The file name was “PAZIA_HAY” and for that we love her.

Welcome back to another round of our short December Senior Wisdoms, shouting out to those midyear graduates. Here we have Pazia Miller—we can’t believe her life, either.

Name, Hometown, School: Pazia Shayne Miller (Pronounced Asia with a P at the front), raised in Baltimore and transplanted to White Plains, New York (REPRESENT). Barnard College always.

Claim to fame? Outspoken feminist-type and listener, gender studies major/former slam poet. I am the interim campus astrology expert. I helped organize a rally for Ramarley Graham’s family during a finals week. I have shamelessly gone on two international BCRW trips. I live in Brooklyn.

Where are you going? For the next four months, I’ll be on a backpacking trip from Costa Rica to Argentina. I can’t believe my life.
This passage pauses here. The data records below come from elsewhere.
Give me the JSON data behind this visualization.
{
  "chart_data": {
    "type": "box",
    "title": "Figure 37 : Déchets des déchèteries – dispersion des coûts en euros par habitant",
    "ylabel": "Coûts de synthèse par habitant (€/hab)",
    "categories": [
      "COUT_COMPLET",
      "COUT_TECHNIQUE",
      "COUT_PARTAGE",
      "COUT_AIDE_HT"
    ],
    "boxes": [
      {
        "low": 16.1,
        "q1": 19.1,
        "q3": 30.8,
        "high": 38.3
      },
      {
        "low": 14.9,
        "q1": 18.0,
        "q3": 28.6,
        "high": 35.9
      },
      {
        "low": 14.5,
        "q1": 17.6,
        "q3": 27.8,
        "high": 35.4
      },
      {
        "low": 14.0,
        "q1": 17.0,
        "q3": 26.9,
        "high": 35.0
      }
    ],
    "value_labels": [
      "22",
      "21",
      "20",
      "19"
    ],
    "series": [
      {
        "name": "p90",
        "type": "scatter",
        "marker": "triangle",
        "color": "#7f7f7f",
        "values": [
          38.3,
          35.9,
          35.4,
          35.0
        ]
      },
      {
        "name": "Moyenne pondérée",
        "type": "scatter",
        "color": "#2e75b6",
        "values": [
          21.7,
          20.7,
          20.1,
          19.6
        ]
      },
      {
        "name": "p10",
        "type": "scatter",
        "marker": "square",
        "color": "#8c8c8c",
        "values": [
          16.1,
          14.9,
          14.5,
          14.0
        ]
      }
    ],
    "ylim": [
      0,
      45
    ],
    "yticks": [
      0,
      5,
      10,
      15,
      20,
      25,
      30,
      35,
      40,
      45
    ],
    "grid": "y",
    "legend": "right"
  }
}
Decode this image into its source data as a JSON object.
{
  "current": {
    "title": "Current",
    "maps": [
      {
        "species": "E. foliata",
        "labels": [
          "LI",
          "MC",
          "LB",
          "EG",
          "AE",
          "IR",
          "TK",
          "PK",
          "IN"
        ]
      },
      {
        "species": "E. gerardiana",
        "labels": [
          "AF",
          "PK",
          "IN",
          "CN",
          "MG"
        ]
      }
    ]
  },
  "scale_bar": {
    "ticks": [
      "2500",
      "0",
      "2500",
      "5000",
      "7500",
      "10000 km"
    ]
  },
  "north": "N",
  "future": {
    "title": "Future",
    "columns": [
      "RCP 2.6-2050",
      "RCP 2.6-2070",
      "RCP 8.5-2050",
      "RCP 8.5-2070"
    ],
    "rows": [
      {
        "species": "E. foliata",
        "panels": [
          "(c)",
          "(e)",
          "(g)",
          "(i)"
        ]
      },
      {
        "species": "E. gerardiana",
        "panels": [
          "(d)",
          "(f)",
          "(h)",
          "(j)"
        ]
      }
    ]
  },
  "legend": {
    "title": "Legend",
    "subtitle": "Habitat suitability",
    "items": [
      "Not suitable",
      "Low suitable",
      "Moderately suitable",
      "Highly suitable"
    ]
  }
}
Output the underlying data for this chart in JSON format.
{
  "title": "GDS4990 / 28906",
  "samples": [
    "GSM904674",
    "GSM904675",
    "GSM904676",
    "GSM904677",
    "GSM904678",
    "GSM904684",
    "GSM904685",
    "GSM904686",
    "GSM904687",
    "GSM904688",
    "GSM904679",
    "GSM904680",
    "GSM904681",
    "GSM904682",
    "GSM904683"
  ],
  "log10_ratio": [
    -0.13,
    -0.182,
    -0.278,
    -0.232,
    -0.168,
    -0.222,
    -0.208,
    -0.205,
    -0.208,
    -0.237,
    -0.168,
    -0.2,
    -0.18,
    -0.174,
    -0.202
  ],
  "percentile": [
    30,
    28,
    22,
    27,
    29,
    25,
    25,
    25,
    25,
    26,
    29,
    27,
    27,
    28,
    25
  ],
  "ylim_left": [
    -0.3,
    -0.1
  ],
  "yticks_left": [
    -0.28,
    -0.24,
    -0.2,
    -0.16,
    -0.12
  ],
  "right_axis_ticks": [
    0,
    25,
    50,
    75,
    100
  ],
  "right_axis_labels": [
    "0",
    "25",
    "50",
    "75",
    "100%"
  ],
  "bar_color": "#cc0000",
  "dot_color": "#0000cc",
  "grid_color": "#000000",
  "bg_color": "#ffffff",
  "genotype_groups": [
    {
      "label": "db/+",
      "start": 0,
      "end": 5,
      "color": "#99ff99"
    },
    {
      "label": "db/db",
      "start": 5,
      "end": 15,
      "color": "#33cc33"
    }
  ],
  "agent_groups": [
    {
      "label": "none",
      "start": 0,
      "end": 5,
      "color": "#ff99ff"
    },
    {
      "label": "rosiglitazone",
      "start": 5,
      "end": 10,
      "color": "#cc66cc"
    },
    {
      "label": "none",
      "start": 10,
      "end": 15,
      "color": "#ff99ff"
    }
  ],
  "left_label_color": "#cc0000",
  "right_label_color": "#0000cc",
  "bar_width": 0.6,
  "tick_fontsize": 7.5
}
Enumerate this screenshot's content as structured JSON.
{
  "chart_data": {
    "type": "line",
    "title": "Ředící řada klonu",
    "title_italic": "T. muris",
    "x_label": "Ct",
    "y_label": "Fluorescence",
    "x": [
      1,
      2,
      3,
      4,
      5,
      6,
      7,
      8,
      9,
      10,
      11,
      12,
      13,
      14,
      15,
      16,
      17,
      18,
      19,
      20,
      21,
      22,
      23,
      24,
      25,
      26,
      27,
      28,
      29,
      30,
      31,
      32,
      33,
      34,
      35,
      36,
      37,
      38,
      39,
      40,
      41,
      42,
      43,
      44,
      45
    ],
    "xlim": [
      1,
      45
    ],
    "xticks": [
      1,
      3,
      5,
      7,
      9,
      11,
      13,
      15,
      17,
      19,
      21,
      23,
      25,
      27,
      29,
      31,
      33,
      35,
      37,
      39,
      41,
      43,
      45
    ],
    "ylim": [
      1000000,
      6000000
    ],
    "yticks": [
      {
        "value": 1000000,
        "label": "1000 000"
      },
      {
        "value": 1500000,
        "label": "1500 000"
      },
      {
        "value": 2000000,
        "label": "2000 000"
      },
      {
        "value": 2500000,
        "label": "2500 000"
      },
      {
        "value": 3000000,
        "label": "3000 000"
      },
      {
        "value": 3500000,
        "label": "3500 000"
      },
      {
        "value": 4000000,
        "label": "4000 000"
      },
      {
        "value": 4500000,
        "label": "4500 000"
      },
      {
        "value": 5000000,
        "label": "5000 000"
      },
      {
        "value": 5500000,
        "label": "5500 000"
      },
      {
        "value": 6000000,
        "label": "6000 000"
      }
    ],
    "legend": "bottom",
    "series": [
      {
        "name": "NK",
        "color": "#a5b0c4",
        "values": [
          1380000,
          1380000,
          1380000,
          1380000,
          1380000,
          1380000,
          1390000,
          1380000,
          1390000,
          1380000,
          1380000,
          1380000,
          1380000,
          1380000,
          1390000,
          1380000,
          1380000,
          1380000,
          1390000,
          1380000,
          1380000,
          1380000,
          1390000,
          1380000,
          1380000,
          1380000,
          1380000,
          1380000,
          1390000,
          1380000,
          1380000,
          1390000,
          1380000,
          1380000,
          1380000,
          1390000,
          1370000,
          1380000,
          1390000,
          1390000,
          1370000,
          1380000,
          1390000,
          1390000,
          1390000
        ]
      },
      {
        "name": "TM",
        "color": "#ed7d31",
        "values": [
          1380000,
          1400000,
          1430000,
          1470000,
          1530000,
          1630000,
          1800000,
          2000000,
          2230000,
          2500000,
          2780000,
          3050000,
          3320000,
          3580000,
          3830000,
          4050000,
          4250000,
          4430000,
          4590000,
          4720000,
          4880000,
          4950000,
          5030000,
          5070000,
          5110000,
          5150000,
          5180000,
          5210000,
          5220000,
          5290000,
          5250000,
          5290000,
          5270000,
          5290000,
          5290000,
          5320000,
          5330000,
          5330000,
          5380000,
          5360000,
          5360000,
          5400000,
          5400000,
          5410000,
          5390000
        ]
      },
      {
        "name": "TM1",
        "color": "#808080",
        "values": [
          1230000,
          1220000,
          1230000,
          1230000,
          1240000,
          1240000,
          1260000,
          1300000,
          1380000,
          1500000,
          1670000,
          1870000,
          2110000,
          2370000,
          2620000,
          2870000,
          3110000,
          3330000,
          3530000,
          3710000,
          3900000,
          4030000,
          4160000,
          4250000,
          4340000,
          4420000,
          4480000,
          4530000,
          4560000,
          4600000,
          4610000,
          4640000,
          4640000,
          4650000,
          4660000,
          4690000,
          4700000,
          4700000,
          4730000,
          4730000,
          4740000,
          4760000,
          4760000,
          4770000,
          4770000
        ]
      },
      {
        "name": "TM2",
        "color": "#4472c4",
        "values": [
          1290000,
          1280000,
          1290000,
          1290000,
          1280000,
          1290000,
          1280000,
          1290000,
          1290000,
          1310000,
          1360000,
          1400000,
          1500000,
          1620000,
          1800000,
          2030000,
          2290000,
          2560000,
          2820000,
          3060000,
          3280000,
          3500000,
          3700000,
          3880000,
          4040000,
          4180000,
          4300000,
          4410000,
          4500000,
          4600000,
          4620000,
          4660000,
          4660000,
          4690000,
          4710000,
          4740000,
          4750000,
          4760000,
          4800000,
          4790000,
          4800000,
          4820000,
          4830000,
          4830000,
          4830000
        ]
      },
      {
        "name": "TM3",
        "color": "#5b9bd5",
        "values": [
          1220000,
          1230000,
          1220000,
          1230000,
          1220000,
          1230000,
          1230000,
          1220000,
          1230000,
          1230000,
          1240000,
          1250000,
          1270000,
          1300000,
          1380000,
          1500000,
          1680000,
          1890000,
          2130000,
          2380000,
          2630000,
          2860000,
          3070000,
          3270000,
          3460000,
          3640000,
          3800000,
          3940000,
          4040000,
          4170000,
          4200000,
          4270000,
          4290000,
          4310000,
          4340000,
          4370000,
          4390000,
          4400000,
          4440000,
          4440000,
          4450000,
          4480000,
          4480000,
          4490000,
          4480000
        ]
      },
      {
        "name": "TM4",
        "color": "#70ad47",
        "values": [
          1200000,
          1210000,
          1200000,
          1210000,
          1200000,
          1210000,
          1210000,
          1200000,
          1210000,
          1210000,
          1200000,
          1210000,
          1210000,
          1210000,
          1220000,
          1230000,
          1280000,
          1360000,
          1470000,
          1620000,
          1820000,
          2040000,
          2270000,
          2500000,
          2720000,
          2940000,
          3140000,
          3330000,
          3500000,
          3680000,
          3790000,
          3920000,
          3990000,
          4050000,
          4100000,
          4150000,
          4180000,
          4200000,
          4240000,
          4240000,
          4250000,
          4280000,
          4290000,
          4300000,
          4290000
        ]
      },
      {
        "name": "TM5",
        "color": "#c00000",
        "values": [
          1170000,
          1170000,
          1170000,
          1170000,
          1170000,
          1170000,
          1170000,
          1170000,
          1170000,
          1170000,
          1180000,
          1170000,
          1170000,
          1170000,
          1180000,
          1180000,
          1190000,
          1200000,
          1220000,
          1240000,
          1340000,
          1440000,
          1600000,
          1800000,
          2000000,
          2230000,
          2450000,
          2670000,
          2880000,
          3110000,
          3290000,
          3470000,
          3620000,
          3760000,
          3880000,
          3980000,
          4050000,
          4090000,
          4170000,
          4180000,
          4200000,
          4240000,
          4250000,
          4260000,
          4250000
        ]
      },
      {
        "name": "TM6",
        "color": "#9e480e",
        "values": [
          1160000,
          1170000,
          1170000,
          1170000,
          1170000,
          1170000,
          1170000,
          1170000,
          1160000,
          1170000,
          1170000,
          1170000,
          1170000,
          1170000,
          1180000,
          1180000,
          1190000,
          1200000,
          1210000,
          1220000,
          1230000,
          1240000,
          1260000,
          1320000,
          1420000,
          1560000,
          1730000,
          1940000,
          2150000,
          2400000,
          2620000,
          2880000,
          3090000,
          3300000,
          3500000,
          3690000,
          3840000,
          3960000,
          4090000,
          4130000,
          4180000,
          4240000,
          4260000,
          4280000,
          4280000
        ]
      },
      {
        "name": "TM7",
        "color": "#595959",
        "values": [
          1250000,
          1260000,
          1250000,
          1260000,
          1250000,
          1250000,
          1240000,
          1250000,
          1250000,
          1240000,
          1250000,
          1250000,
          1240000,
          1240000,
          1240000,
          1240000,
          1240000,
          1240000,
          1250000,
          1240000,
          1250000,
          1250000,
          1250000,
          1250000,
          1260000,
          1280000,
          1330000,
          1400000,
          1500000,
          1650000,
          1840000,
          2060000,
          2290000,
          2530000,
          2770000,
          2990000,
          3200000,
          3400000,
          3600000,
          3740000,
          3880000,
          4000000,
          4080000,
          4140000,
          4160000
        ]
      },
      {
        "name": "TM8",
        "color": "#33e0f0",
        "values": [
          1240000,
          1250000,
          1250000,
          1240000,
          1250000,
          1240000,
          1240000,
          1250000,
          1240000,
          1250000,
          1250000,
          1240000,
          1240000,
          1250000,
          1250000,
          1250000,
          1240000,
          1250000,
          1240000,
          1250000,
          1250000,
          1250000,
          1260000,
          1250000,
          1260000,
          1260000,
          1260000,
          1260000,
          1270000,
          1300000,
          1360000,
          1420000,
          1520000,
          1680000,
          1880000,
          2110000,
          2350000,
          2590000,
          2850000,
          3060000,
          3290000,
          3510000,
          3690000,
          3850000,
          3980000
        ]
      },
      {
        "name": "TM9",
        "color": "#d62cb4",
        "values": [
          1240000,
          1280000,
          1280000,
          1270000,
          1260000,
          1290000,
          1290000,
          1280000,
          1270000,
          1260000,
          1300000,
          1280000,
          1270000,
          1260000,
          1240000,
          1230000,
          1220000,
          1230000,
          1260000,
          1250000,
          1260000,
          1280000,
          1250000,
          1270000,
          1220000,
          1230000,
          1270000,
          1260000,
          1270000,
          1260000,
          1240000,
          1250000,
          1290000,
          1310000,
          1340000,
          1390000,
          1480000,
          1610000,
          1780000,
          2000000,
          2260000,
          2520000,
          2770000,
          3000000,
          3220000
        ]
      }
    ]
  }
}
Three things you learned at Columbia:

  1. Don’t be afraid to not know what you’re doing here or think you don’t belong here. Honestly, this school is chock full of people with a lot of privilege and elitism—if you don’t feel like you fit that model, it’s ok. You don’t even have to like it, but I guarantee you, there are other people who feel that way too. Find them.
  2. “Self care” cannot happen without your community behind you supporting you. No matter how much we talk about the need to retreat into your room and watch Netflix (and trust me, I do it), you need to have people outside of that ready to welcome you back in.
  3. Going to Columbia doesn’t make you better or smarter than anyone else. It doesn’t make you more qualified for a job, it doesn’t make you more worthy, and it definitely doesn’t make you happier than everyone else. Even though we are told time and time again that we will be Powerful People Who Will Make Change In The World, check yourself. You are among a selective few who got to go here. You have a powerful degree. And it is just that: a powerful degree. Be careful, respect other people and other ideas that aren’t from here.
  4. Annnnd 4, because whatever, this is my senior wisdom and I’m going to say what I want: Academia often exists to reproduce itself. Yes, your theory is important, but hierarchical relationships between the “best” theory with the least evidence in the ivory tower are really just the hierarchical relationships between professors selling books and gaining cultural capital. What you make is important too. Yes, this is my theory.

Back in my day… Professors were cancelling class so that you would be out on the street demanding that universities make school affordable during Occupy Wall Street.

Uni Café was called Pinnacle before it was shut down by the health department at least 3 different times.

Justify your existence in 30 words or fewer: Are you implying that some people have to justify their existence?

Write a CU Admirers post to anyone or anything at Columbia: To the Women’s, Gender, and Sexuality Studies department at Barnard: you all have changed me and have opened up my experiences. Thank you for making college worthwhile. Special shout-out to WGSS senior seminar 2013: I want to write with your support always.

Would you rather give up oral sex or cheese? Audre Lorde once said, “Our erotic knowledge empowers us, becomes a lens through which we scrutinize all aspects of our existence, forcing us to evaluate those aspects honestly in terms of their relative meaning within our lives. And this is a grave responsibility, projected from within each of us, not to settle for the convenient, the shoddy, the conventionally expected, nor the merely safe.”

One thing to do before graduating: Live in New York. Not Morningside, Columbia, but New York. Let yourself experience the city outside of the Columbia bubble. You might be surprised how much you can feel at home here…and how much you might actually go to class.

Any regrets? I didn’t make it to a single senior night as a senior. I’ll never know what I missed.